Titel: Anwendung des Präparirsalzes zur Herstellung aller Farben in der Baumwollfärberei für Garne und für Stücke, nach W. Grüne jun.
Autor: Anonymus
Fundstelle: 1852, Band 126/Miszelle 5 (S. 77)
URL: http://dingler.culture.hu-berlin.de/article/pj126/mi126mi01_5

Anwendung des Präparirsalzes zur Herstellung aller Farben in der Baumwollfärberei für Garne und für Stücke, nach W. Grüne jun.

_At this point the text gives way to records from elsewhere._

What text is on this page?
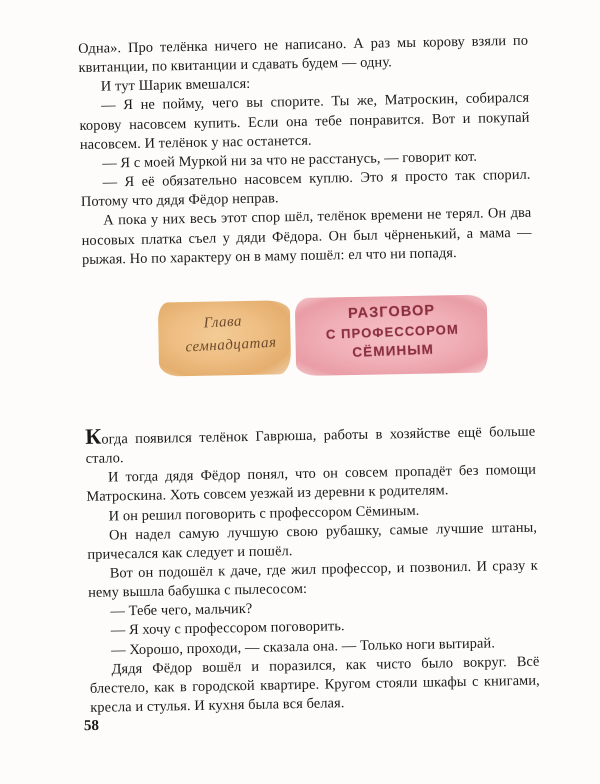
Одна». Про телёнка ничего не написано. А раз мы корову взяли по квитанции, по квитанции и сдавать будем — одну.

И тут Шарик вмешался:

— Я не пойму, чего вы спорите. Ты же, Матроскин, собирался корову насовсем купить. Если она тебе понравится. Вот и покупай насовсем. И телёнок у нас останется.

— Я с моей Муркой ни за что не расстанусь, — говорит кот.

— Я её обязательно насовсем куплю. Это я просто так спорил. Потому что дядя Фёдор неправ.

А пока у них весь этот спор шёл, телёнок времени не терял. Он два носовых платка съел у дяди Фёдора. Он был чёрненький, а мама — рыжая. Но по характеру он в маму пошёл: ел что ни попадя.

Глава
семнадцатая
РАЗГОВОР
С ПРОФЕССОРОМ
СЁМИНЫМ

Когда появился телёнок Гаврюша, работы в хозяйстве ещё больше стало.

И тогда дядя Фёдор понял, что он совсем пропадёт без помощи Матроскина. Хоть совсем уезжай из деревни к родителям.

И он решил поговорить с профессором Сёминым.

Он надел самую лучшую свою рубашку, самые лучшие штаны, причесался как следует и пошёл.

Вот он подошёл к даче, где жил профессор, и позвонил. И сразу к нему вышла бабушка с пылесосом:

— Тебе чего, мальчик?

— Я хочу с профессором поговорить.

— Хорошо, проходи, — сказала она. — Только ноги вытирай.

Дядя Фёдор вошёл и поразился, как чисто было вокруг. Всё блестело, как в городской квартире. Кругом стояли шкафы с книгами, кресла и стулья. И кухня была вся белая.

58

Mit dem Präparirsalz (Zinnoxydnatron) werden bekanntlich Farben auf die Weise erzeugt, daß man die Waare in der Lösung des Präparirsalzes und unmittelbar darauf mit sehr schwacher Säure behandelt; es wird dadurch ein Niederschlag von Zinnoxyd auf der Faser erhalten, welcher nach dem Spülen in den verschiedenen Farbebädern verschiedene Farben annimmt; so in Rothholz – Rosa und Roth; in Blattholz – Lila und Violet u.s.w. Mit Zinnoxyd allein gebeizte Stoffe nehmen nie alle, namentlich nicht dunkle Farben an; Thonerde, Eisen sind für viele derselben erforderlich, man kann nun aber nach dem Verf. sämmtliche Farben mit Anwendung des Präparirsalzes herstellen, indem man mit dem Zinnoxyd zugleich Thonerde, Eisenoxydul oder -Oxyd u.s.w. auf die Waare niederschlägt. Um dieß zu bewirken, läßt der Verf. statt der einfachen Zersetzung des Salzes durch eine Säure, eine doppelte, durch Benutzung eines Thonerde-, Eisensalzes u.s.w., stattfinden, wo sich dann die Basis des Salzes mit niederschlägt. Nimmt man statt der Säure z.B. Alaun, so werden Zinnoxyd und Thonerde, nimmt man salpetersaures Eisenoxyd, so werden Zinnoxyd und Eisenoxyd niedergeschlagen. Je nach der zu erzeugenden Farbe nimmt man zur Zersetzung des Präparirsalzes auf der Faser auch mehrere Salze zusammen, z.B. Eisensalz, Alaun und Zinnsalz u.s.w.

Die Arbeit besteht ganz einfach darin, daß der wo möglich trockene Stoff mit der Lösung von Präparirsalz, je nach Erforderniß stark, getränkt, durch Ausquetschen u s. w. von der anhängenden überflüssigen Flotte befreit, sofort recht gleichmäßig in der Lösung des nöthigen Salzes oder Salzgemisches kurze Zeit behandelt, dann gut gespült und hierauf gefärbt wird. Das Färben geht schon kalt, besser jedoch in der Hitze vor sich. Die Farbflotten bleiben vollkommen klar und werden bis auf den letzten Rest erschöpft. Bei Stückwaaren erreicht man durch Benutzung der Klotzmaschine vollkommen günstige Resultate; für Garne muß man zur Erlangung derselben das Niederschlagen immer mit einer Handvoll vornehmen, was übrigens, da es schnell geht, keinen erheblichen Zeitverlust hervorbringt. (Deutsche Musterzeitung, 1852, Nr. 3.)